Dévoreur de pellicule monomaniaque, ce blog servira à commenter pour ceux que cela intéresse tout mes visionnages de classiques, coup de coeur et curiosités. Je vais tenter le défi de la chronique journalière histoire de justifier le titre du blog donc chaque jour nouveau film et nouveau topo plus ou moins long selon l'inspiration. Bonne lecture et plein de découvertes j'espère! Vous pouvez me contacter à justinkwedi@gmail.com, sur twitter et instagram
Les Douze Salopards - The Dirty Dozen, Robert Aldrich (1967)
Pendant la Seconde Guerre mondiale, quelques temps avant le débarquement, douze criminels, tous condamnés à mort ou à perpétuité, se voient proposer une mission suicide en échange d'une amnistie: attaquer un château en France où se sont installés une trentaine de généraux nazis et en massacrer le plus possible.
Plus de dix ans après son brulot Attaque, Aldrich revient au film de guerre avec ce qui reste sans doute son oeuvre la plus populaire. Après des films comme Les Sept Mercenaires ou Les professionnels, la mode est au casting masculin collectif, chargé en testostérone, ici illustré par les présences viriles de Charles Bronson, Lee Marvin, John Cassavetes ou encore Telly Savalas.
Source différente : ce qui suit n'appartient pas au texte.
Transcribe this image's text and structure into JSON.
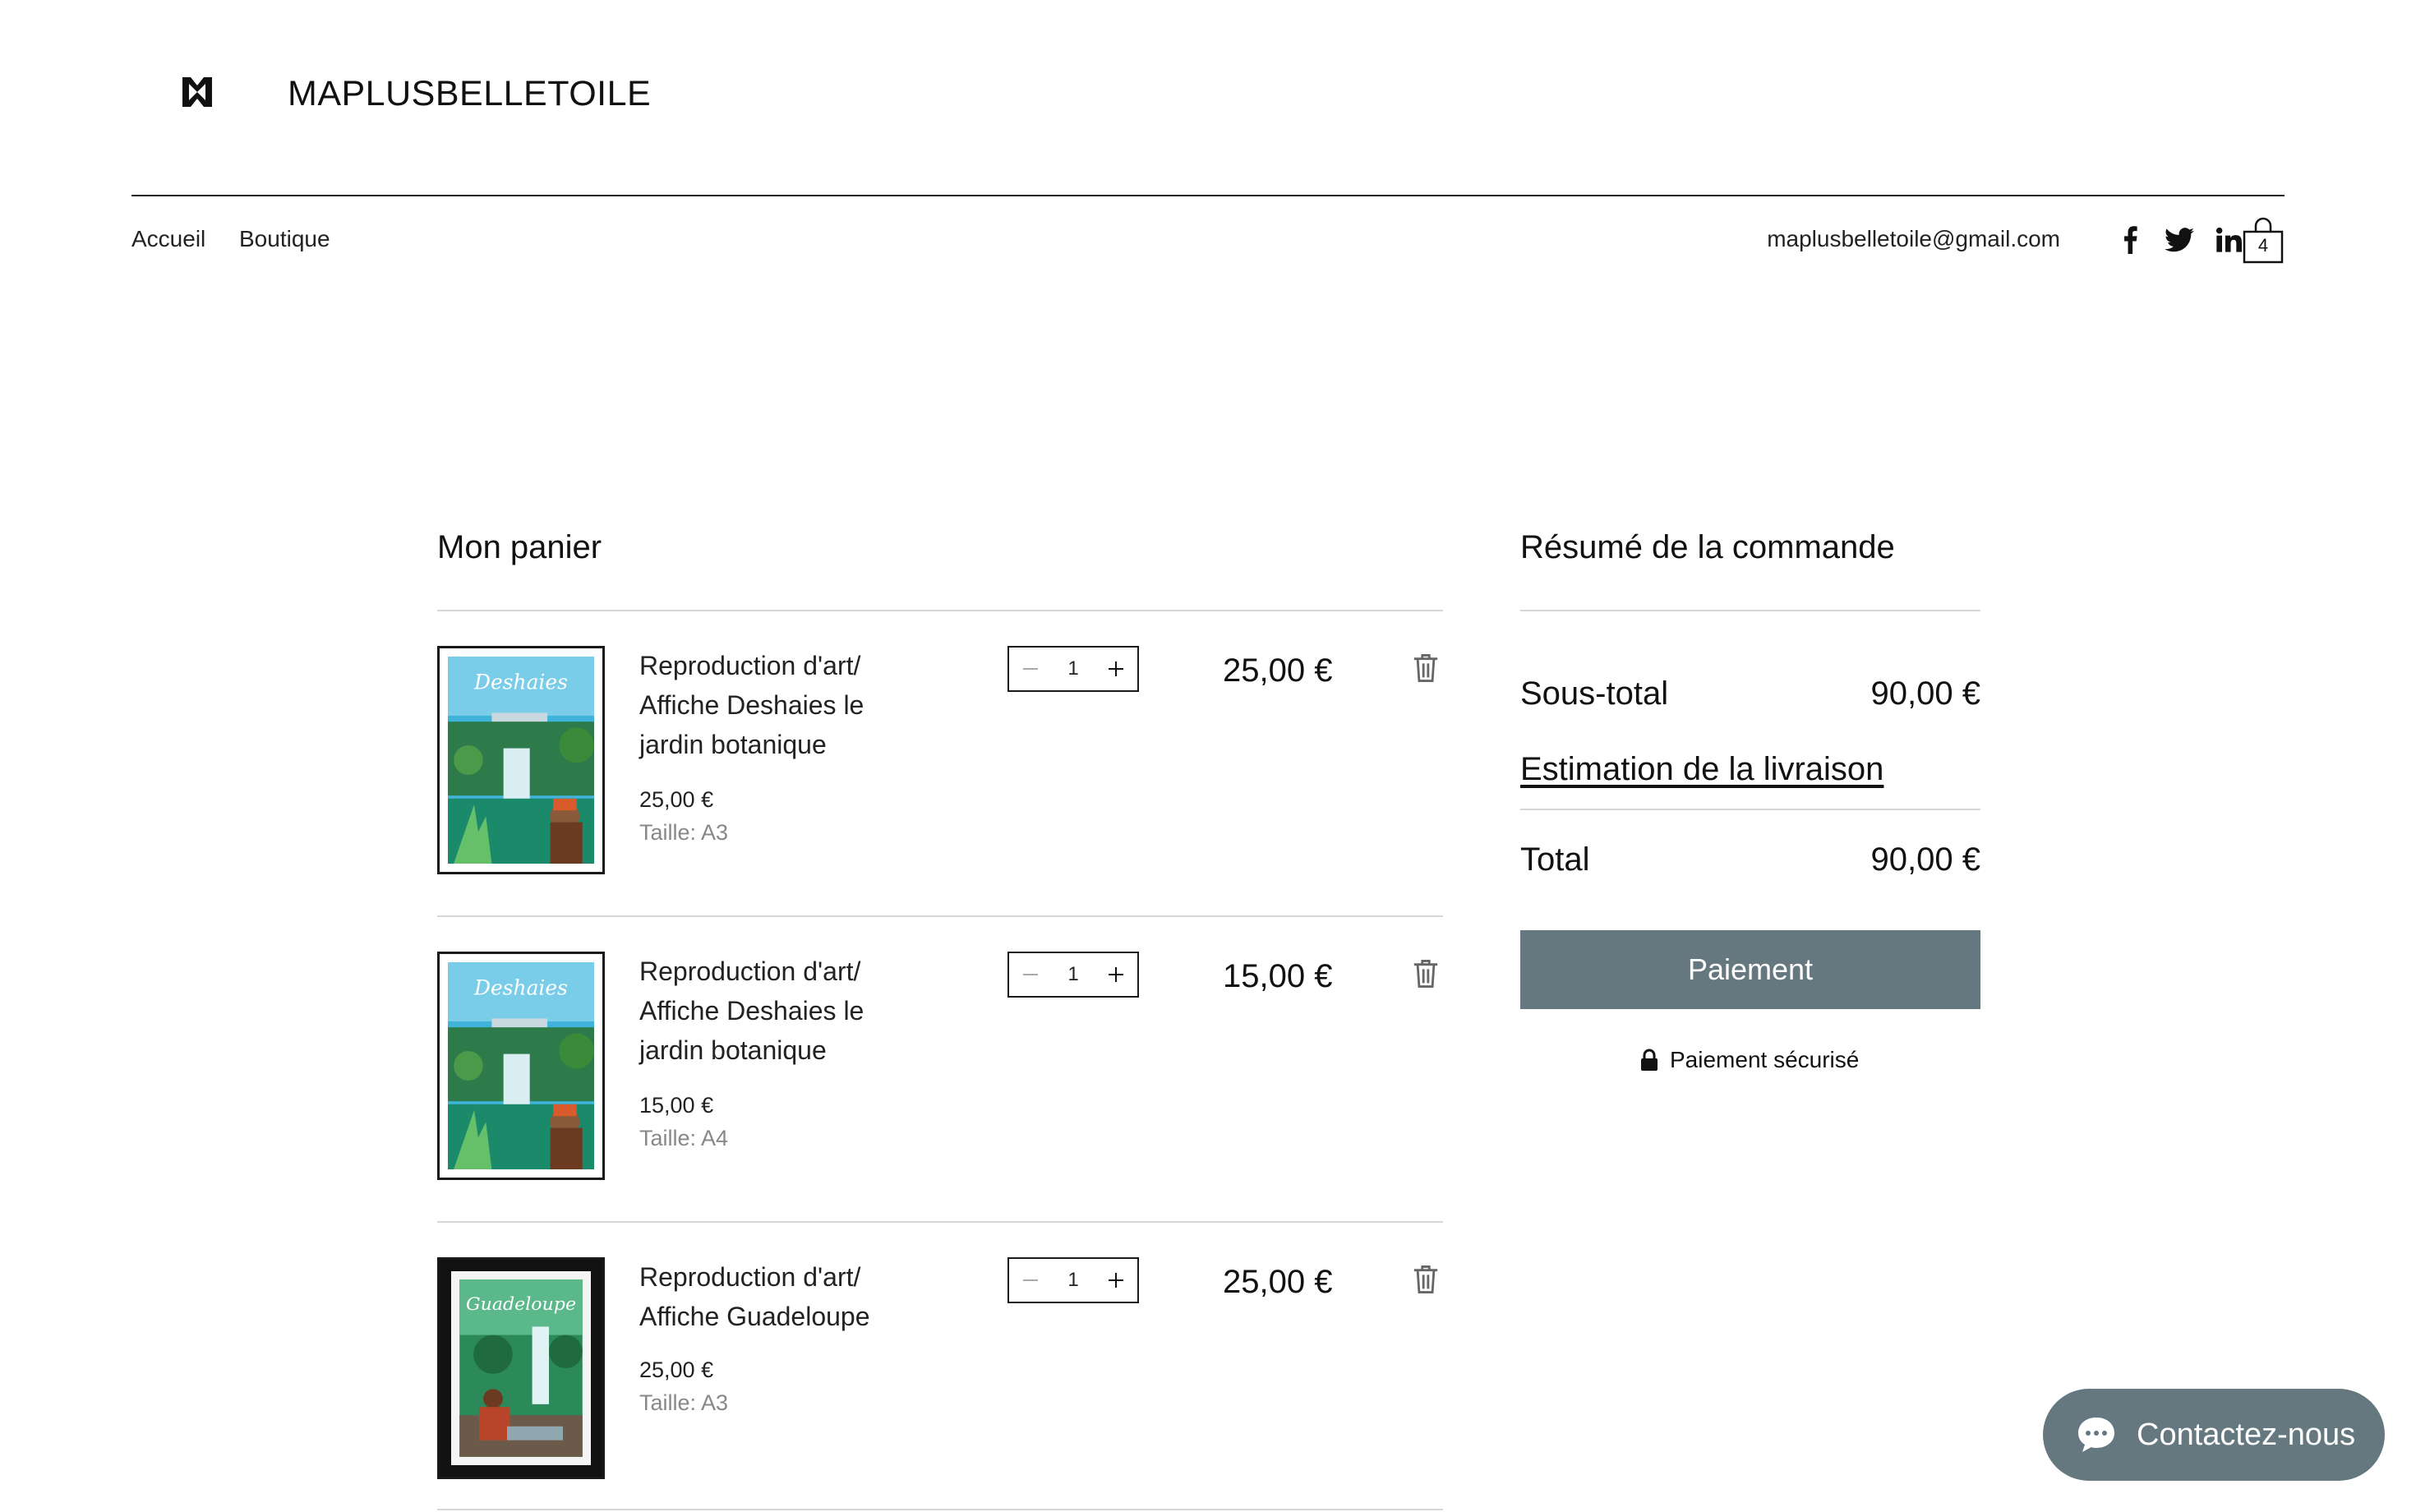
{
  "header": {
    "brand": "MAPLUSBELLETOILE",
    "nav": [
      "Accueil",
      "Boutique"
    ],
    "email": "maplusbelletoile@gmail.com",
    "social_icons": [
      "facebook-icon",
      "twitter-icon",
      "linkedin-icon"
    ],
    "cart_count": "4"
  },
  "cart": {
    "title": "Mon panier",
    "items": [
      {
        "name": "Reproduction d'art/ Affiche Deshaies le jardin botanique",
        "price": "25,00 €",
        "size": "Taille: A3",
        "quantity": "1",
        "line_total": "25,00 €",
        "poster_text": "Deshaies"
      },
      {
        "name": "Reproduction d'art/ Affiche Deshaies le jardin botanique",
        "price": "15,00 €",
        "size": "Taille: A4",
        "quantity": "1",
        "line_total": "15,00 €",
        "poster_text": "Deshaies"
      },
      {
        "name": "Reproduction d'art/ Affiche Guadeloupe",
        "price": "25,00 €",
        "size": "Taille: A3",
        "quantity": "1",
        "line_total": "25,00 €",
        "poster_text": "Guadeloupe"
      }
    ]
  },
  "summary": {
    "title": "Résumé de la commande",
    "subtotal_label": "Sous-total",
    "subtotal_value": "90,00 €",
    "shipping_label": "Estimation de la livraison",
    "total_label": "Total",
    "total_value": "90,00 €",
    "checkout_label": "Paiement",
    "secure_label": "Paiement sécurisé"
  },
  "chat": {
    "label": "Contactez-nous"
  },
  "colors": {
    "accent": "#66787f",
    "text": "#111111",
    "divider": "#d6d6d6"
  }
}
Cela, ajouté à la tonalité en apparence bien plus guerrière véhiculée par la promotion du film, tendrait à laisser croire que Aldrich a changé son fusil d’épaule depuis Attaque mais il n’en est rien.
Avec Les Douze Salopards, Aldrich compte bien inscrire ses thématiques et la tonalité générale dans les préoccupations du moment, au point de rejeter la première mouture du scénario de Nunnaly Johnson qui avait, selon lui, écrit « un film de 1945 ».
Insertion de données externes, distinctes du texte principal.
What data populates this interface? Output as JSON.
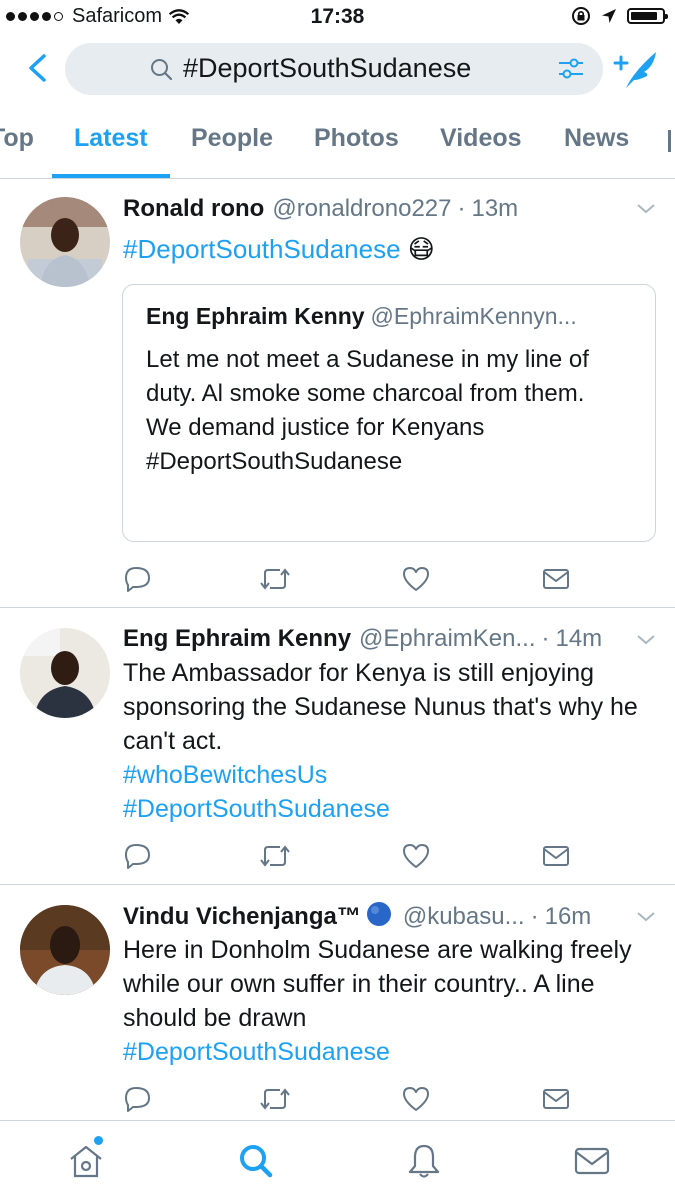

La construction est étonnante pour qui s’attend à un pur récit guerrier, puisque l’essentiel du film est consacré à l’entraînement des « salopards » qui, une fois prêts, iront effectuer leur mission à la fin du film. Les personnalités hautes en couleurs du groupe, leur statut à part au sein de l’armée, s’inscrivent dans une volonté de rébellion particulièrement communicative contre l’autorité. Lee Marvin (lui-même isolé au sein de l’armée) est parfait en mentor intraitable souhaitant faire de ses hommes des soldats sans pour autant dénaturer ce qui fait leur particularité et force, cette sauvagerie et rage féroce les rendant plus dangereux que de gentils soldats disciplinés. Le moment clé serait sans doute celui où le groupe se concerte pour ne pas se raser, afin d’accéder à de meilleures conditions, formant ainsi une entité enfin unie.
Si, dans Attaque, c’était l’ambition qui emmenait des personnalités perturbatrices sur le terrain, ce sera cette fois la nature même du conflit qui les révèlera. La séquence, lors de la mission finale, où notre commando asperge d’essence des nazis enfermés dans une cave et les fait brûler vif sans état d’âme, allusion directe aux attaques au napalm usitées au Vietnam, est explicite. Aldrich fait en partie ici la même chose que Robert Altman qui, plus tard dans M.A.S.H., parlera du Vietnam en prenant pour cadre prétexte la guerre de Corée. Les figures de soldats héroïques exemplaires sont pour un temps oubliées : elles n’étaient utiles que dans des conflits « justes », comme la 2e guerre mondiale. Pour des guerres aux enjeux plus ambigus, des barbares plus enclins à sauver leur peau que motivés par la bannière étoilée font autrement mieux l’affaire.
Les critiques américains ne comprendront pas la démarche d’Aldrich et taxeront le film de fasciste. Le malentendu vient certainement du fait que, contrairement à Attaque, plus austère, Les Douze Salopards ne se cache jamais de son statut de divertissement spectaculaire. L’anticonformisme des personnages leurs confère un charisme inédit pour l’époque, le film imposant ainsi un nouveau type de héros. Hormis d'ailleurs le psychopathe en puissance incarné avec délectation par Telly Savalas, les autres « salopards » doivent pour la plupart leur situation à un malheureux concours de circonstance, plutôt qu’à une réelle nature criminelle.
L’interprétation est remarquable, entre un John Cassavetes en rebelle individualiste, la force de la nature Clint Walker, Jim Brown en soldat noir en quête de respect et bien sûr un Charles Bronson impérial dans un rôle proche de celui du Jack Palance d'Attaque. Grand succès à l’époque, Les Douze Salopards demeure le mètre étalon du film de commando, qui par ses multiples degrés de lecture dépasse d’autres films plus ouvertement divertissant et spectaculaires comme Quand les aigles attaquent.